Custom-mapping using map file
-----------------------------

This process is also very similar to the process we followed for XML mapping.
We first auto-generate a map file, modify it, and use it to do the mapping again.
Since there isn't much difference between XML mapping and JSON mapping, let's
just go through this very quick.

First step is to generate a map file for the auto-detected range by running:

.. code-block::

    orcus-json --mode map-gen -o map.json example.json

which will write the mapping rules to ``map.json`` file.  When you open the generated
map file, you will see something like the following:

.. code-block:: javascript

    {
        "sheets": [
            "range-0"
        ],
        "ranges": [
            {
                "sheet": "range-0",
                "row": 0,
                "column": 0,
                "row-header": true,
                "fields": [
                    {
                        "path": "$[]['id']"
                    },
                    {
                        "path": "$[]['name'][0]"
                    },
                    {
                        "path": "$[]['name'][1]"
                    },
                    {
                        "path": "$[]['active']"
                    },
                    {
                        "path": "$[]['gender']"
                    },
                    {
                        "path": "$[]['language']"
                    }
                ],
                "row-groups": [
                    {
                        "path": "$"
                    }
                ]
            }
        ]
    }

The structure and content of the map file should look similar to the XML counterpart,
except that it is now in JSON format, and the paths are expressed in slightly
modified JSONPath bracket notation, where ``[]`` represents an array node with
no position specified.

Now that we have a map file, let's modify this and use it to do the mapping once
again.  Just like the XML mapping example, we are going to:

* insert two blank rows above,
* drop the ``id`` and ``active`` fields,
* specify labels for the fields, and
* change the sheet name from ``range-0`` to ``My Data``.

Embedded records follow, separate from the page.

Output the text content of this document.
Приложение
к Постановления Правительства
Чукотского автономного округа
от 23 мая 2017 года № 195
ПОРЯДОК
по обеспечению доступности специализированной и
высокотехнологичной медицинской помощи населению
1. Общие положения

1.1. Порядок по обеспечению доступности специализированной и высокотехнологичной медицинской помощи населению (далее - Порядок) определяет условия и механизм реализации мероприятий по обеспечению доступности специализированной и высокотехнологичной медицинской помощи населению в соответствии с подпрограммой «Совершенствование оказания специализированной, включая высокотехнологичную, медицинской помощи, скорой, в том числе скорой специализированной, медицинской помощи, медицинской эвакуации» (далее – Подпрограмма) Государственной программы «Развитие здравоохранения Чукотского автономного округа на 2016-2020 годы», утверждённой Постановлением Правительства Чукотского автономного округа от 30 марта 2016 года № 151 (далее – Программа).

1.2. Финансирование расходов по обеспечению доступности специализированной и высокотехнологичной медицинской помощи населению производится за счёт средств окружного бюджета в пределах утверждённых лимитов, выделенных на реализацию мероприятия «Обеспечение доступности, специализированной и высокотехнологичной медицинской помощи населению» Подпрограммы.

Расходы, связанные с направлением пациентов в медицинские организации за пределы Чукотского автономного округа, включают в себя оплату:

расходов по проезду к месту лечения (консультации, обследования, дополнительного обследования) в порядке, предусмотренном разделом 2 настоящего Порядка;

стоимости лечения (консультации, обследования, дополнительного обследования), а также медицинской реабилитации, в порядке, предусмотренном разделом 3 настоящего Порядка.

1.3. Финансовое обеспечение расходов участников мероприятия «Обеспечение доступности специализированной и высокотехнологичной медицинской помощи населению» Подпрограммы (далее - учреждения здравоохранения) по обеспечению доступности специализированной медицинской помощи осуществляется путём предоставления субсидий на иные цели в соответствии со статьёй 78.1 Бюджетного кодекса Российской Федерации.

This is what we've come up with:

.. code-block:: javascript

    {
        "sheets": [
            "My Data"
        ],
        "ranges": [
            {
                "sheet": "My Data",
                "row": 2,
                "column": 0,
                "row-header": true,
                "fields": [
                    {
                        "path": "$[]['name'][0]", "label": "First Name"
                    },
                    {
                        "path": "$[]['name'][1]", "label": "Last Name"
                    },
                    {
                        "path": "$[]['gender']", "label": "Gender"
                    },
                    {
                        "path": "$[]['language']", "label": "Language"
                    }
                ],
                "row-groups": [
                    {
                        "path": "$"
                    }
                ]
            }
        ]
    }

We'll save this file as ``map-modified.json``, and pass it to the ``orcus-json``
command via ``--map`` or ``-m`` option:

.. code-block::

    orcus-json --mode map -o out -f flat -m map-modified.json example.json

Let's check the output in ``out/My Data.txt`` and see what it contains:

.. code-block::

    ---
    Sheet name: My Data
    rows: 23  cols: 4
    +------------+-------------+--------+----------------+
    |            |             |        |                |
    +------------+-------------+--------+----------------+
    |            |             |        |                |
    +------------+-------------+--------+----------------+
    | First Name | Last Name   | Gender | Language       |
    +------------+-------------+--------+----------------+
    | Tab        | Limpenny    | Male   | Kazakh         |
    +------------+-------------+--------+----------------+
    | Manda      | Hadgraft    | Female | Bislama        |
    +------------+-------------+--------+----------------+
    | Mickie     | Boreham     | Male   | Swahili        |
    +------------+-------------+--------+----------------+
    | Celinka    | Brookfield  | Female | Gagauz         |
    +------------+-------------+--------+----------------+
    | Muffin     | Bleas       | Female | Hiri Motu      |
    +------------+-------------+--------+----------------+
    | Jackelyn   | Crumb       | Female | Northern Sotho |
    +------------+-------------+--------+----------------+
    | Tessie     | Hollingsbee | Female | Fijian         |
    +------------+-------------+--------+----------------+
    | Yank       | Wernham     | Male   | Tok Pisin      |
    +------------+-------------+--------+----------------+
    | Brendan    | Lello       | Male   | Fijian         |
    +------------+-------------+--------+----------------+
    | Arabel     | Rigg        | Female | Kyrgyz         |
    +------------+-------------+--------+----------------+
    | Carolann   | McElory     | Female | Pashto         |
    +------------+-------------+--------+----------------+
    | Gasparo    | Flack       | Male   | Telugu         |
    +------------+-------------+--------+----------------+
    | Eolanda    | Polendine   | Female | Kashmiri       |
    +------------+-------------+--------+----------------+
    | Brock      | McCaw       | Male   | Tsonga         |
    +------------+-------------+--------+----------------+
    | Wenda      | Espinas     | Female | Bulgarian      |
    +------------+-------------+--------+----------------+
    | Zachary    | Banane      | Male   | Persian        |
    +------------+-------------+--------+----------------+
    | Sallyanne  | Mengue      | Female | Latvian        |
    +------------+-------------+--------+----------------+
    | Elizabet   | Hoofe       | Female | Tswana         |
    +------------+-------------+--------+----------------+
    | Alastair   | Hutchence   | Male   | Ndebele        |
    +------------+-------------+--------+----------------+
    | Minor      | Worland     | Male   | Dutch          |
    +------------+-------------+--------+----------------+

The ``id`` and ``active`` fields are gone, the remaining fields have custom
labels we specified, and there are two blank rows above.  It appears that all
the changes we have intended have been properly applied.